With Raines too shaken to drive, Shepherd took the wheel and circled the boat back toward Fujimoto to ask if she was all right. In an interview, Shepherd told Kelly that Fujimito said, “Yeah,” and then grunted. The men said they thought she was angry with them for coming so close to her, according to testimony.
Chief Medical Examiner Todd Grey doubted the story.
Fujimito had severe injuries to her lower abdomen. Her legs were “chopped to pieces,” her femoral artery had been cut and she was bleeding to death.
“I think these would be horribly painful injuries,” Grey testified last week.
The three men left Fujimoto, drove to the pullout, loaded the boat on a trailer and wiped it down, leading to misdemeanor obstruction of justice charges. But defense attorney Rebecca Hyde Skordas, who represents Boyer, argued it was common practice to wipe down a boat; the other boaters in the group had done the same thing.
As the men tried to leave the reservoir, police had barricaded the area, looking for the hit-and-run boaters. Shepherd, who turned himself in to police a few days later, told the detective he said nothing at the time because they were afraid.
“They were afraid so they didn’t say anything,” Kelly said. “They were fearful something happened.”
After Fujimoto’s death, the Utah Legislature amended the law to require boaters to stop if they have “reason to believe” they could have been in an accident, and allowing prosecutors to file felony charges in fatal situations.
Defense attorneys argued endangerment charges were inappropriate. Fujimoto was not in one of the reservoir’s two designated swimming areas, and the men did nothing wrong leading up to the crash.

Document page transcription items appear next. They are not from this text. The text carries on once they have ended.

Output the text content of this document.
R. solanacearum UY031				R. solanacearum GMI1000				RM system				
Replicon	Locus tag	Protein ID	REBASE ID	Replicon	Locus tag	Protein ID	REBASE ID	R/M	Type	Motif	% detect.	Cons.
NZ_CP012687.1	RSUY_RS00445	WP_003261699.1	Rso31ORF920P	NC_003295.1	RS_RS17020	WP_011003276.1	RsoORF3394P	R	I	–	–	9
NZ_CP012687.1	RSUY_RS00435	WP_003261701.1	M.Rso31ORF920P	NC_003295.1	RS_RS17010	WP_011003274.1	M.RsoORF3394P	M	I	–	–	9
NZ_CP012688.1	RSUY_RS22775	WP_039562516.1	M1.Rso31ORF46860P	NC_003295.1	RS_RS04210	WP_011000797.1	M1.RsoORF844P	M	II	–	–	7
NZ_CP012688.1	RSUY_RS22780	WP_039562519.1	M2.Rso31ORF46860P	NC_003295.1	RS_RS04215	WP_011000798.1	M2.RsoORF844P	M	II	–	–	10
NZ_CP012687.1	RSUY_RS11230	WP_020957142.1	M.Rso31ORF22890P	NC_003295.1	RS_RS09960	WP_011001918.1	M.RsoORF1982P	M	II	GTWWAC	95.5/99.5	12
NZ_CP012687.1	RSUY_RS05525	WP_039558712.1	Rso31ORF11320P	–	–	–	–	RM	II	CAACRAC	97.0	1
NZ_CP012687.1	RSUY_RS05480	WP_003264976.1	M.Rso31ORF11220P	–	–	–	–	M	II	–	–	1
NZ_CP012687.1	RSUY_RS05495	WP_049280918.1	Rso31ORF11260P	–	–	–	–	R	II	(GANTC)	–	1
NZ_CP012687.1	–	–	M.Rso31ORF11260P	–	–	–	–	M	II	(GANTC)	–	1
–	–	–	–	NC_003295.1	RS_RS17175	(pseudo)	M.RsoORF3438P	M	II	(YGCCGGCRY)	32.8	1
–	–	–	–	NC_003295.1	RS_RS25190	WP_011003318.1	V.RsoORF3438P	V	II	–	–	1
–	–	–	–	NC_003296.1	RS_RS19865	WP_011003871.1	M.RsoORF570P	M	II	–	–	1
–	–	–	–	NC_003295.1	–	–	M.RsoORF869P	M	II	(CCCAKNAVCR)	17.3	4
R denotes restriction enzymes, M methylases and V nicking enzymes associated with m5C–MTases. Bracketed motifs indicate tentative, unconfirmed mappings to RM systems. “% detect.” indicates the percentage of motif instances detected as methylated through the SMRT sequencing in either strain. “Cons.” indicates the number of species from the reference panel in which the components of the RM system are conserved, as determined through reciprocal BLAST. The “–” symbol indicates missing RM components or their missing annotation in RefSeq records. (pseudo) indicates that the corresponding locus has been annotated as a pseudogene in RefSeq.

The state is “sort of trying to recreate the facts here,” Greg Skordas, representing Raines, told the judge, “because she was hit, therefore somebody must have done something wrong.”
Weber County prosecutor Dean Saunders said the men had a “duty” to stop and help Fujimoto. Saunders said the charges against the men are not about the crash, but about what happened after.
“By leaving her there in the water, they sealed her fate,” he said.
It took Anderson about five minutes to reach Fujimoto — precious moments that could have maybe saved her life, Saunders said.
But if they had stayed, would it have been enough?
A tourniquet might have helped save her, the medical examiner said, but more likely someone would have needed to clamp down on an artery in the wound to slow the bleeding, Grey testified, maybe with a pair of pliers.
But even in an emergency room, it would have been difficult, he said.
Shepherd’s defense attorney, Glen Neeley, insisted: “There is nothing these boys could have done to save her life.”
— Tribune reporter Jessica Miller contributed to this story.